Я медленно и осторожно достаю шляпку из коробки. Шуршит оберточная бумага. Опустив коробку на пол, я надеваю шляпку и взглядом прошу подругу поправить ее на мне, чтобы та села правильно. Потом иду в ванную и смотрю на себя в зеркало.
Впервые со смерти Бена я выгляжу как вдова. Впервые с тех пор, как я его потеряла, я узнаю человека в зеркале. Вот она я. Убитая горем. Подавленная. Овдовевшая. Я чувствую облегчение, видя себя такой. Я ощущала себя настолько неуверенной в своем вдовстве, что теперь меня успокаивает то, что я всё-таки похожа на вдову. Мне хочется побежать к Сьюзен и сказать: «Посмотри на меня! Разве я не выгляжу как женщина, потерявшая мужа?». Если я буду так выглядеть, то все мне поверят.
Анна стоит за моей спиной. Ее плечи поникли, руки сцеплены, пальцы переплетены. Она переживает, не ошиблась ли, подарив мне подарок из тех, которые никто бы не хотел получить. Я поворачиваюсь к ней, снимаю шляпку и опускаю ладонь на плечо подруги:
– Спасибо, – благодарю я, ощущая, что сейчас совсем не нуждаюсь в ее плече, как в опоре. – Она прекрасна.
Опустив голову, Анна поводит плечами:
– Ты уверена? Это не перебор? Не слишком… макабрически?
Я не знаю, что означает слово «макабрически»[10]10
Макабрический – (фр. macabre – погребальный, мрачный) – ужасный, страшный, жуткий, чудовищный, кошмарный.
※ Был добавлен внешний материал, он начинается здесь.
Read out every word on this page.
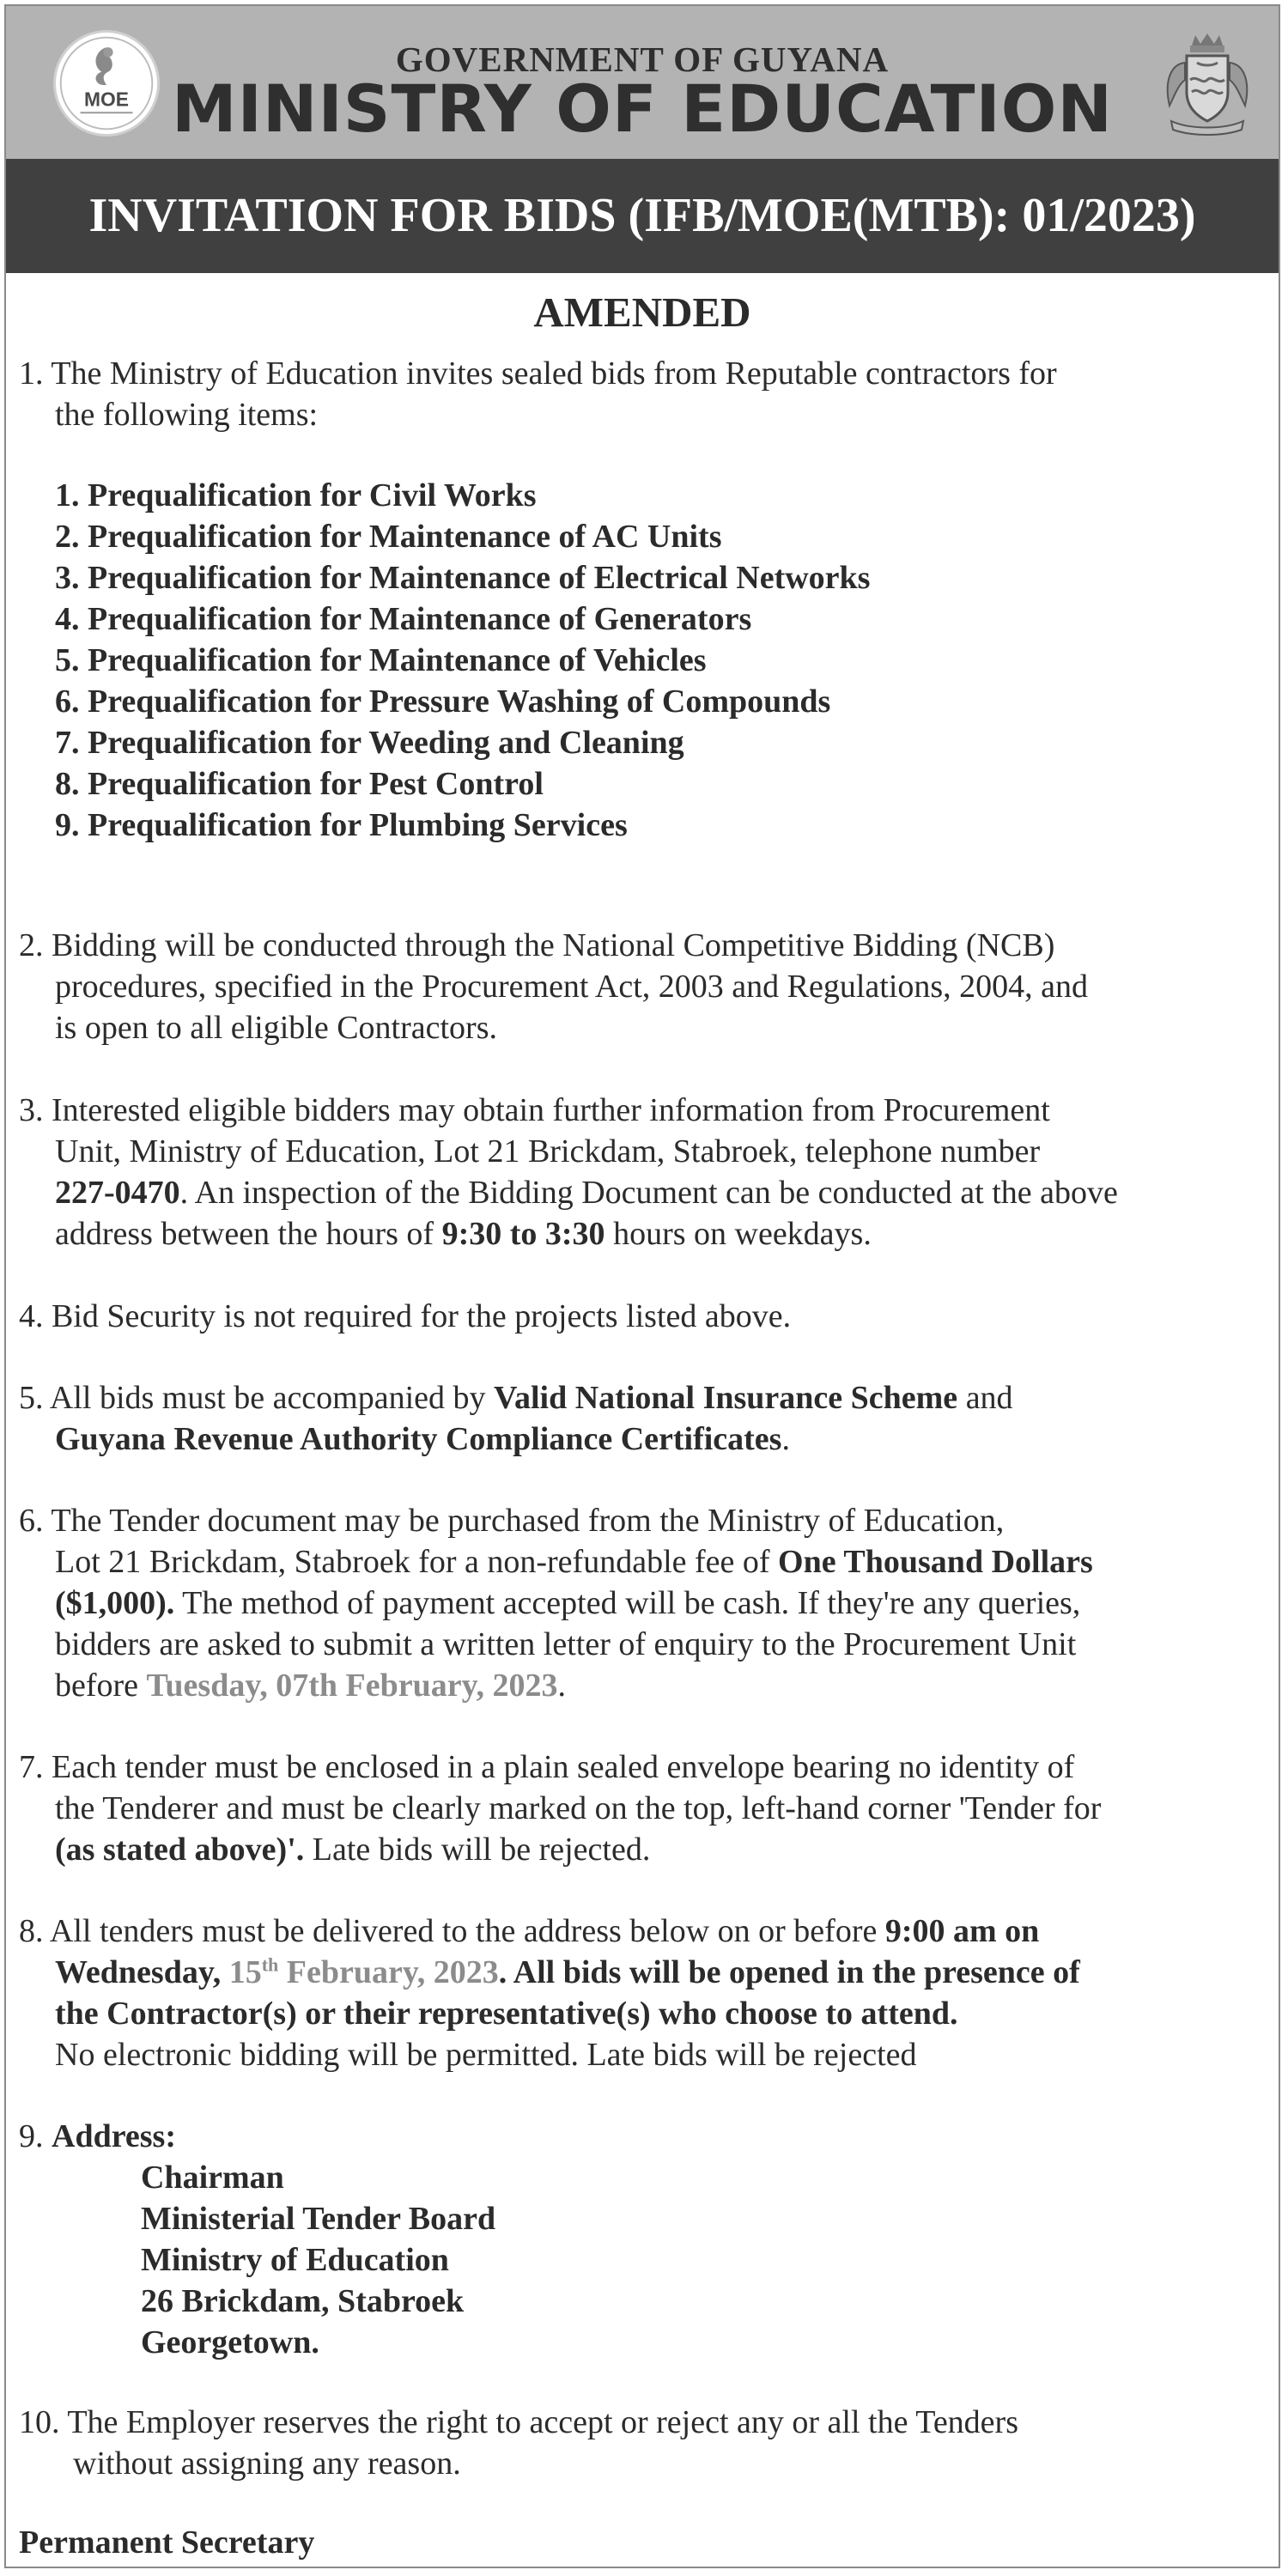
MOE
GOVERNMENT OF GUYANA
MINISTRY OF EDUCATION
INVITATION FOR BIDS (IFB/MOE(MTB): 01/2023)
AMENDED
1. The Ministry of Education invites sealed bids from Reputable contractors for
the following items:
1. Prequalification for Civil Works
2. Prequalification for Maintenance of AC Units
3. Prequalification for Maintenance of Electrical Networks
4. Prequalification for Maintenance of Generators
5. Prequalification for Maintenance of Vehicles
6. Prequalification for Pressure Washing of Compounds
7. Prequalification for Weeding and Cleaning
8. Prequalification for Pest Control
9. Prequalification for Plumbing Services
2. Bidding will be conducted through the National Competitive Bidding (NCB)
procedures, specified in the Procurement Act, 2003 and Regulations, 2004, and
is open to all eligible Contractors.
3. Interested eligible bidders may obtain further information from Procurement
Unit, Ministry of Education, Lot 21 Brickdam, Stabroek, telephone number
227-0470. An inspection of the Bidding Document can be conducted at the above
address between the hours of 9:30 to 3:30 hours on weekdays.
4. Bid Security is not required for the projects listed above.
5. All bids must be accompanied by Valid National Insurance Scheme and
Guyana Revenue Authority Compliance Certificates.
6. The Tender document may be purchased from the Ministry of Education,
Lot 21 Brickdam, Stabroek for a non-refundable fee of One Thousand Dollars
($1,000). The method of payment accepted will be cash. If they're any queries,
bidders are asked to submit a written letter of enquiry to the Procurement Unit
before Tuesday, 07th February, 2023.
7. Each tender must be enclosed in a plain sealed envelope bearing no identity of
the Tenderer and must be clearly marked on the top, left-hand corner 'Tender for
(as stated above)'. Late bids will be rejected.
8. All tenders must be delivered to the address below on or before 9:00 am on
Wednesday, 15th February, 2023. All bids will be opened in the presence of
the Contractor(s) or their representative(s) who choose to attend.
No electronic bidding will be permitted. Late bids will be rejected
9. Address:
Chairman
Ministerial Tender Board
Ministry of Education
26 Brickdam, Stabroek
Georgetown.
10. The Employer reserves the right to accept or reject any or all the Tenders
without assigning any reason.
Permanent Secretary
М. танец – танец скелетов, представляемый как аллегория в живописи и ваянии средневековья. Ит., исп. macabro – жуткий.
[Закрыть], поэтому лишь качаю головой. Чего бы плохого Анна не думала об этом подарке, она ошибается. В нынешних обстоятельствах мне очень нравится эта шляпка.
– Ты такая подруга, какой я никогда… – Я давлюсь словами, не в силах взглянуть Анне в глаза. – Никто не заслуживает такой чудесной подруги, как ты. Кроме, может быть, тебя самой.
Анна улыбается и, воспользовавшись моей минутной сменой настроения, игриво шлепает меня ладонью по попе:
– Вот люблю я тебя, детка, что ж поделать. Всегда любила.